There is a time in the life of every boy when he
for the first time takes the backward view of life.
Perhaps that is the moment when he crosses the
line into manhood. The boy is walking through the
street of his town. He is the king of the future and
of the figure he will cut in the world.
Ambitions and regrets awake within him.
Suddenly something happens; he stops under a
tree and waits as for a voice calling his name.
Ghosts of old things creep into his consciousness;
the voice outside of himself whisper a message
concerning the limitations of life.
From being quite sure of himself and his future
he becomes not at all sure. If he be an imaginative
boy a door is torn open and for the first time he looks
out upon the world, seeing, as though they marched
in procession before him, the countless figures of men
who before his time have come out of
nothingness into the world, lived their lives
and again disappeared into nothingness.
The sadness of sophistication has come to the boy.
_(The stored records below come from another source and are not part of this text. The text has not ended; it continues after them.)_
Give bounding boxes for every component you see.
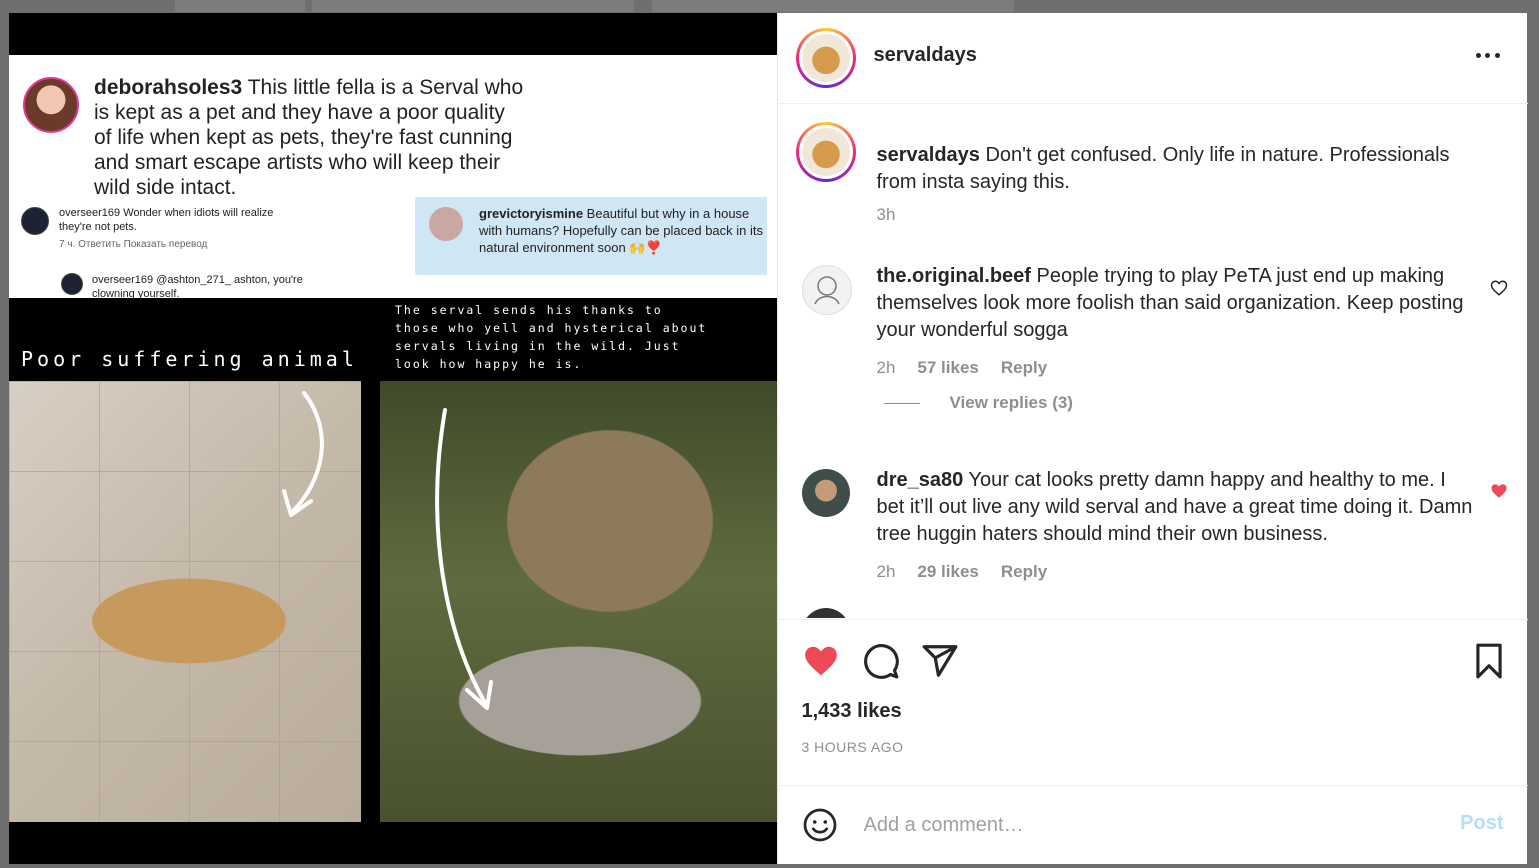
quoted-comment-small: overseer169 @ashton_271_ ashton, you're … — [92, 274, 303, 298]
arrow-icon — [435, 408, 493, 710]
share-icon[interactable] — [921, 642, 959, 680]
arrow-icon — [282, 391, 324, 517]
like-heart-icon[interactable] — [802, 642, 840, 680]
comment-time: 2h — [876, 358, 896, 377]
post-header: servaldays — [777, 13, 1528, 104]
comment-time: 2h — [876, 562, 896, 581]
caption-meta: 3h — [877, 205, 896, 225]
post-side-panel: servaldays servaldays Don't get confused… — [776, 13, 1528, 865]
quoted-avatar — [429, 207, 463, 241]
quoted-comment-small: overseer169 Wonder when idiots will real… — [59, 207, 274, 233]
caption-username[interactable]: servaldays — [877, 144, 980, 166]
view-replies-button[interactable]: View replies (3) — [883, 393, 1073, 413]
comment-icon[interactable] — [862, 642, 900, 680]
comment-username[interactable]: dre_sa80 — [877, 469, 964, 491]
comment-text: the.original.beef People trying to play … — [876, 265, 1464, 341]
caption-author-avatar[interactable] — [795, 122, 856, 182]
comments-list[interactable]: servaldays Don't get confused. Only life… — [778, 104, 1528, 618]
post-image[interactable]: deborahsoles3 This little fella is a Ser… — [9, 13, 777, 864]
bookmark-icon[interactable] — [1470, 642, 1508, 680]
comment-username[interactable]: the.original.beef — [877, 265, 1031, 287]
author-username[interactable]: servaldays — [874, 44, 977, 67]
emoji-icon[interactable] — [802, 807, 838, 843]
commenter-avatar[interactable] — [801, 469, 850, 517]
reply-button[interactable]: Reply — [1001, 358, 1047, 378]
quoted-avatar — [61, 273, 83, 295]
caption-text: servaldays Don't get confused. Only life… — [876, 144, 1450, 193]
post-modal: deborahsoles3 This little fella is a Ser… — [9, 13, 1528, 865]
quoted-comment-meta: 7 ч. Ответить Показать перевод — [59, 239, 208, 250]
comment-meta: 2h 29 likes Reply — [877, 562, 1048, 582]
post-timestamp: 3 HOURS AGO — [801, 739, 904, 755]
comment-likes[interactable]: 57 likes — [917, 358, 978, 378]
liked-comment-heart-icon[interactable] — [1490, 482, 1508, 500]
meme-caption-right: The serval sends his thanks to those who… — [395, 303, 708, 371]
like-comment-icon[interactable] — [1490, 279, 1508, 297]
caption-time: 3h — [876, 205, 896, 224]
post-actions: 1,433 likes 3 HOURS AGO — [777, 619, 1528, 786]
quoted-avatar — [21, 207, 49, 235]
more-options-button[interactable] — [1475, 53, 1500, 59]
meme-caption-left: Poor suffering animal — [21, 347, 358, 371]
avatar-sketch-icon — [813, 276, 840, 305]
commenter-avatar[interactable] — [801, 608, 850, 618]
commenter-avatar — [23, 77, 79, 133]
serval-on-tiles-photo — [9, 381, 361, 822]
add-comment-bar: Post — [777, 785, 1528, 865]
screenshot-comments-panel: deborahsoles3 This little fella is a Ser… — [9, 55, 777, 298]
quoted-comment-text: grevictoryismine Beautiful but why in a … — [479, 206, 763, 255]
quoted-comment-box: grevictoryismine Beautiful but why in a … — [415, 197, 767, 275]
comment-input[interactable] — [861, 804, 1426, 846]
reply-button[interactable]: Reply — [1001, 562, 1047, 582]
comment-text: dre_sa80 Your cat looks pretty damn happ… — [876, 469, 1473, 545]
author-avatar[interactable] — [795, 28, 856, 88]
leopard-and-serval-photo — [380, 381, 777, 822]
comment-likes[interactable]: 29 likes — [917, 562, 978, 582]
commenter-avatar[interactable] — [801, 265, 852, 315]
post-comment-button[interactable]: Post — [1460, 812, 1503, 835]
quoted-comment: deborahsoles3 This little fella is a Ser… — [94, 76, 524, 199]
comment-meta: 2h 57 likes Reply — [877, 358, 1048, 378]
likes-count[interactable]: 1,433 likes — [802, 700, 902, 723]
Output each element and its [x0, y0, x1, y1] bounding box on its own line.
With a little gasp he sees himself as merely a leaf
blown by the wind through the streets of his village.
He knows that in spite of all the stout
talk of his fellows he must live and die in uncertainty,
a thing blown by the winds, a thing destined like
corn to wilt in the sun. He shivers and looks
eagerly about. The eighteen years he has lived seem
but a moment, a breathing space in the long march of humanity.
Already he hears death calling.
With all his heart he wants to come close to some other human,
touch someone with his hands, be touched by the
hand of another. If he prefers that other to be a
woman, that is because he believes that a woman
will be gentle, that she will understand.
He wants, most of all, understanding.